La finance durable désigne l’ensemble des pratiques financières visant à favoriser l’intérêt de la collectivité sur le long terme. Elle recouvre traditionnellement la finance socialement responsable, la finance solidaire et la finance verte, dont les éléments clés peuvent être ainsi résumés :

  • Finance socialement responsable: vise à favoriser des investissements socialement responsables (ISR) qui intègrent les critères ESG (environnementaux, sociaux et de gouvernance).
  • Finance solidaire: vise à faciliter le financement de projets destinés à lutter contre l’exclusion et à améliorer la cohésion sociale.
  • Finance verte: vise à faciliter les investissements avec impact positif sur l’environnement (biodiversité, écosystèmes) en favorisant la transition énergétique et la lutte contre le réchauffement climatique.

A ce dernier sujet, l’Union européenne a adopté, en 2016, le Règlement Benchmark, qui constitue l’une des pierres angulaires de la stratégie européenne en la matière.

Ce texte, actualisé en 2019, introduit deux indices de référence européens : Climate-Transition Benchmark (CTB-UE) et Paris-Aligned Benchmark (PAB-UE), qui intègrent les critères ESG (environnementaux, sociaux et gouvernance) en assurant la plus grande transparence des méthodes utilisées afin de réduire les risques de greenwashing.

Le Reglement Benchmark        

A la suite des scandales de manipulation des indices de reference, en particulier les indices LIBOR ou EURIBOR, le Parlement et le Conseil européen ont adopté, le 8 juin 2016, le Règlement 2016/1011/UE afin de tenir compte des recommandations formulées par le FSB (Financial Stability Board) en 2014.
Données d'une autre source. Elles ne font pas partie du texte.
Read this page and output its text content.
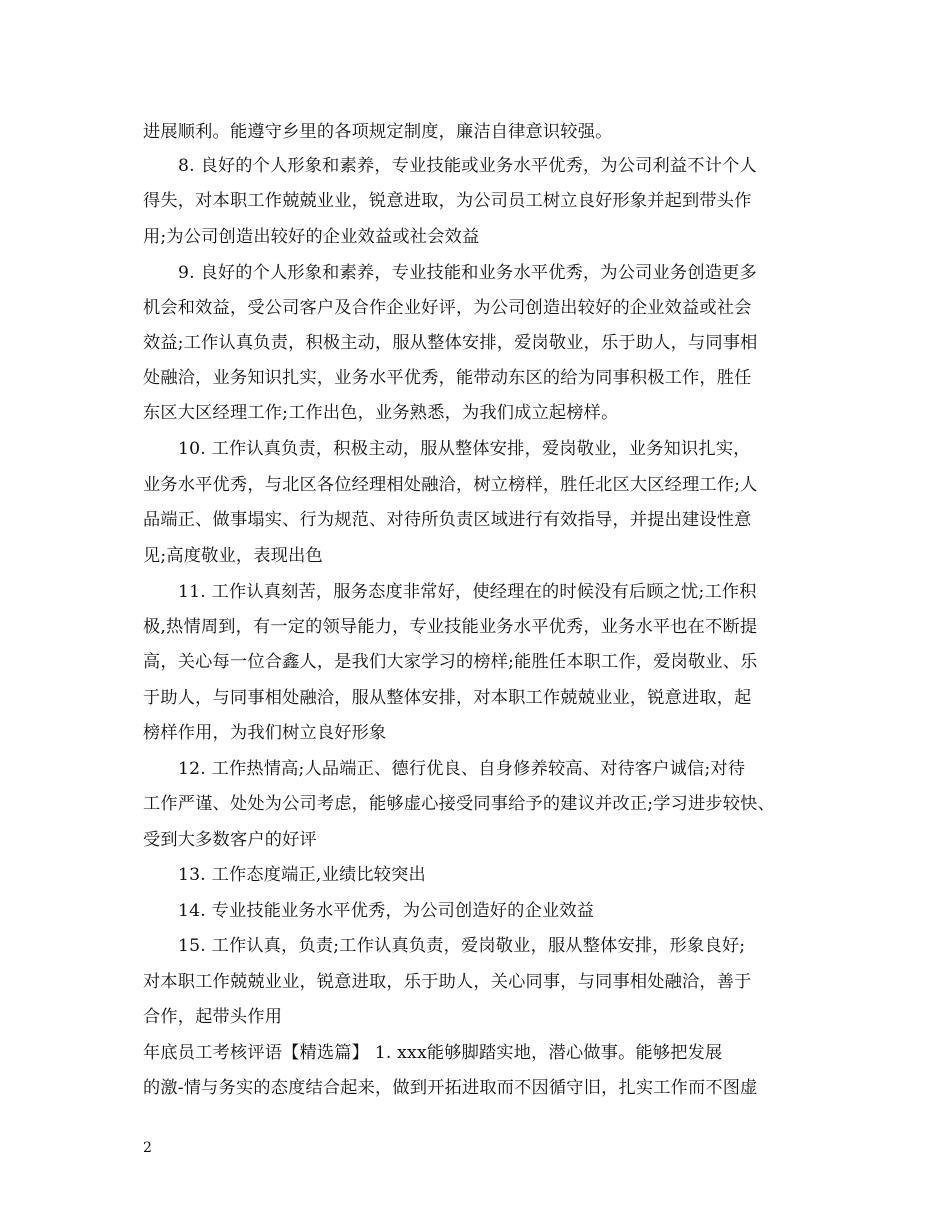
进展顺利。能遵守乡里的各项规定制度，廉洁自律意识较强。
8. 良好的个人形象和素养，专业技能或业务水平优秀，为公司利益不计个人
得失，对本职工作兢兢业业，锐意进取，为公司员工树立良好形象并起到带头作
用;为公司创造出较好的企业效益或社会效益
9. 良好的个人形象和素养，专业技能和业务水平优秀，为公司业务创造更多
机会和效益，受公司客户及合作企业好评，为公司创造出较好的企业效益或社会
效益;工作认真负责，积极主动，服从整体安排，爱岗敬业，乐于助人，与同事相
处融洽，业务知识扎实，业务水平优秀，能带动东区的给为同事积极工作，胜任
东区大区经理工作;工作出色，业务熟悉，为我们成立起榜样。
10. 工作认真负责，积极主动，服从整体安排，爱岗敬业，业务知识扎实，
业务水平优秀，与北区各位经理相处融洽，树立榜样，胜任北区大区经理工作;人
品端正、做事塌实、行为规范、对待所负责区域进行有效指导，并提出建设性意
见;高度敬业，表现出色
11. 工作认真刻苦，服务态度非常好，使经理在的时候没有后顾之忧;工作积
极,热情周到，有一定的领导能力，专业技能业务水平优秀，业务水平也在不断提
高，关心每一位合鑫人，是我们大家学习的榜样;能胜任本职工作，爱岗敬业、乐
于助人，与同事相处融洽，服从整体安排，对本职工作兢兢业业，锐意进取，起
榜样作用，为我们树立良好形象
12. 工作热情高;人品端正、德行优良、自身修养较高、对待客户诚信;对待
工作严谨、处处为公司考虑，能够虚心接受同事给予的建议并改正;学习进步较快、
受到大多数客户的好评
13. 工作态度端正,业绩比较突出
14. 专业技能业务水平优秀，为公司创造好的企业效益
15. 工作认真，负责;工作认真负责，爱岗敬业，服从整体安排，形象良好;
对本职工作兢兢业业，锐意进取，乐于助人，关心同事，与同事相处融洽，善于
合作，起带头作用
年底员工考核评语【精选篇】 1. xxx能够脚踏实地，潜心做事。能够把发展
的激-情与务实的态度结合起来，做到开拓进取而不因循守旧，扎实工作而不图虚
2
Ce texte vise à établit des règles uniformes de façon à remédier aux principaux problèmes rencontrés dans la production, la contribution et l’utilisation des indices de référence, et a défini les mesures visant à garantir la précision, la solidité et l’intégrité des indices utilisés comme indices de référence dans le cadre d’instruments et de contrats financiers, ou bien mesurer la performance de fonds d’investissement dans l’Union.

Pour répondre à ces exigences, le législateur européen a introduit des dispositions d’harmonisation maximale qui s’adressent non seulement aux fournisseurs d’indices de référence, mais aussi aux entités soumises à la surveillance prudentielle pour qu’elles utilisent exclusivement les benchmarks produits par des administrateurs relevant du champ d’application du règlement Benchmark.
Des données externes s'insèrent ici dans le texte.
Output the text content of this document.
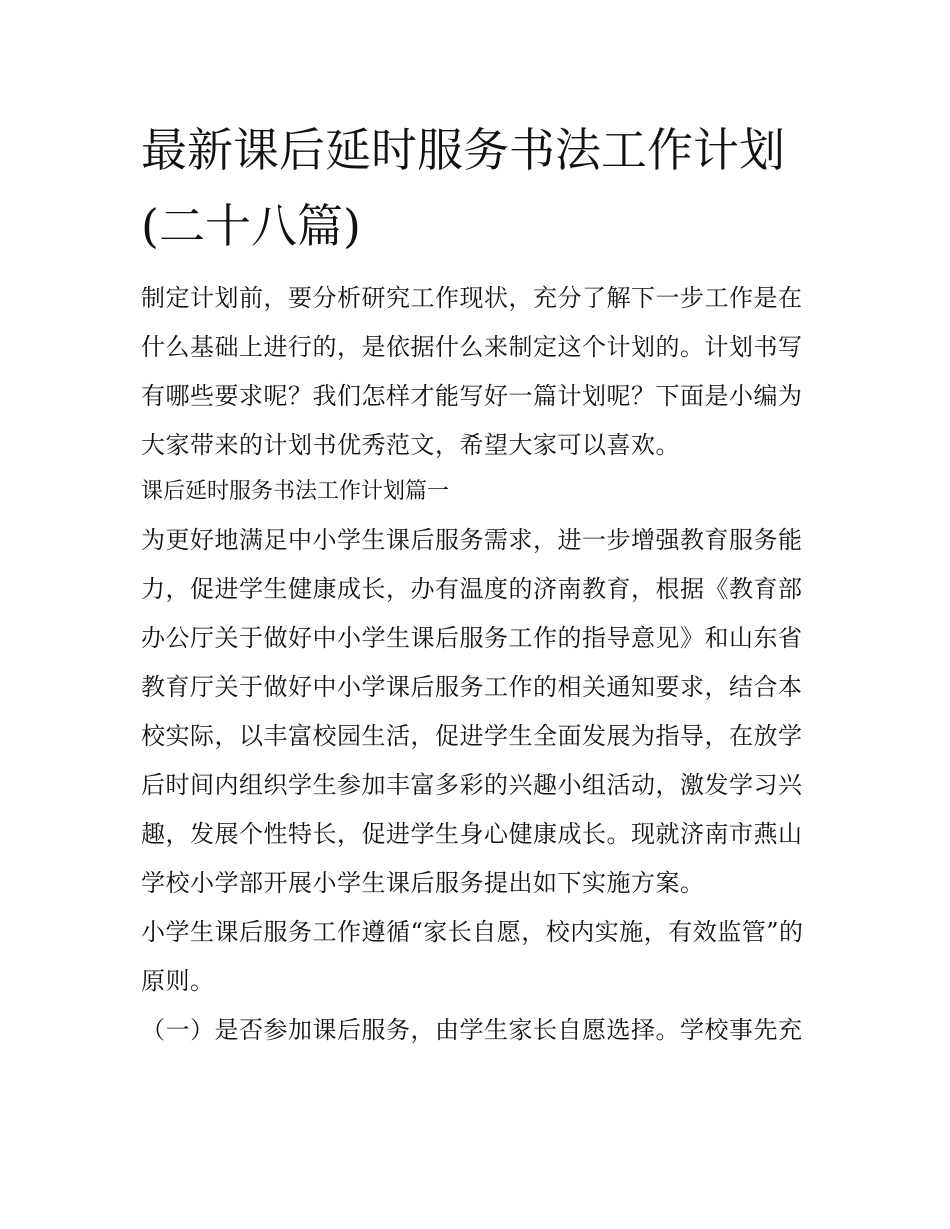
最新课后延时服务书法工作计划(二十八篇)

制定计划前，要分析研究工作现状，充分了解下一步工作是在什么基础上进行的，是依据什么来制定这个计划的。计划书写有哪些要求呢？我们怎样才能写好一篇计划呢？下面是小编为大家带来的计划书优秀范文，希望大家可以喜欢。

课后延时服务书法工作计划篇一

为更好地满足中小学生课后服务需求，进一步增强教育服务能力，促进学生健康成长，办有温度的济南教育，根据《教育部办公厅关于做好中小学生课后服务工作的指导意见》和山东省教育厅关于做好中小学课后服务工作的相关通知要求，结合本校实际，以丰富校园生活，促进学生全面发展为指导，在放学后时间内组织学生参加丰富多彩的兴趣小组活动，激发学习兴趣，发展个性特长，促进学生身心健康成长。现就济南市燕山学校小学部开展小学生课后服务提出如下实施方案。

小学生课后服务工作遵循“家长自愿，校内实施，有效监管”的原则。

（一）是否参加课后服务，由学生家长自愿选择。学校事先充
Son but est de limiter les divergences et différences entre les législations des Etats membres, qui risqueraient autrement de créer des obstacles au bon fonctionnement du marché intérieur pour la fourniture des indices de référence.

Le Règlement Benchmark contient nécessairement un certain nombre de notions. Il explique d’abord ce qu’est un indice. A ce propos, l’art 3 dudit règlement précise :

 On entend pour indice, tout chiffre :

    • Qui est publié ou mis à la disposition du public
    • Qui est régulièrement déterminé :
      1. En tout ou en partie, par l’application d’une formule ou de toute autre méthode de calcul, ou au moyen d’une évaluation et
      2. Sur la base de la valeur d’un ou de plusieurs actifs sous-jacents, ou prix, y compris des estimations de prix, des taux d’intérêt effectifs ou estimés, des offres de prix et des offres de prix fermes, d’autres valeurs ou des données d’enquête .

Un indice de référence est tout indice par référence auquel sont déterminés le montant à verser au titre d’un instrument ou d’un contrat financier ou la valeur d’un instrument financier, ou un indice qui est utilisé pour mesurer la performance d’un fonds d’investissement dans le but de répliquer le rendement de cet indice, de définir l’allocation des actifs d’un portefeuille ou de calculer les commissions de performance.

Le Règlement Benchmark précise également la notion d’administrateur d’indices de référence. Tel est la personne morale ou physique qui contrôle la fourniture d’un indice de référence.

Les administrateurs d’indices de référence sont tenus de respecter des règles qui couvrent la gouvernance, les conflits d’intérêts, la mise en place de dispositifs de contrôle et de signalement afin d’éviter la manipulation des indices de référence, la transparence de l’indice de référence auprès des utilisateurs et des investisseurs ou encore la mise en place d’un code de conduite pour les contributeurs.

Ces exigences doivent être proportionnées et tenir compte de l’importance de l’indice de référence, c’est-à-dire selon que l’indice de référence est un indice d’importance critique, d’importance significative ou d’importance non significative (le tableau à droite résume les trois types d’indices de référence).

Les administrateurs d’indices de référence doivent faire l’objet d’un agrément ou d’un enregistrement auprès de leur autorité nationale compétente, lorsqu’ils sont situés dans l’Union européenne.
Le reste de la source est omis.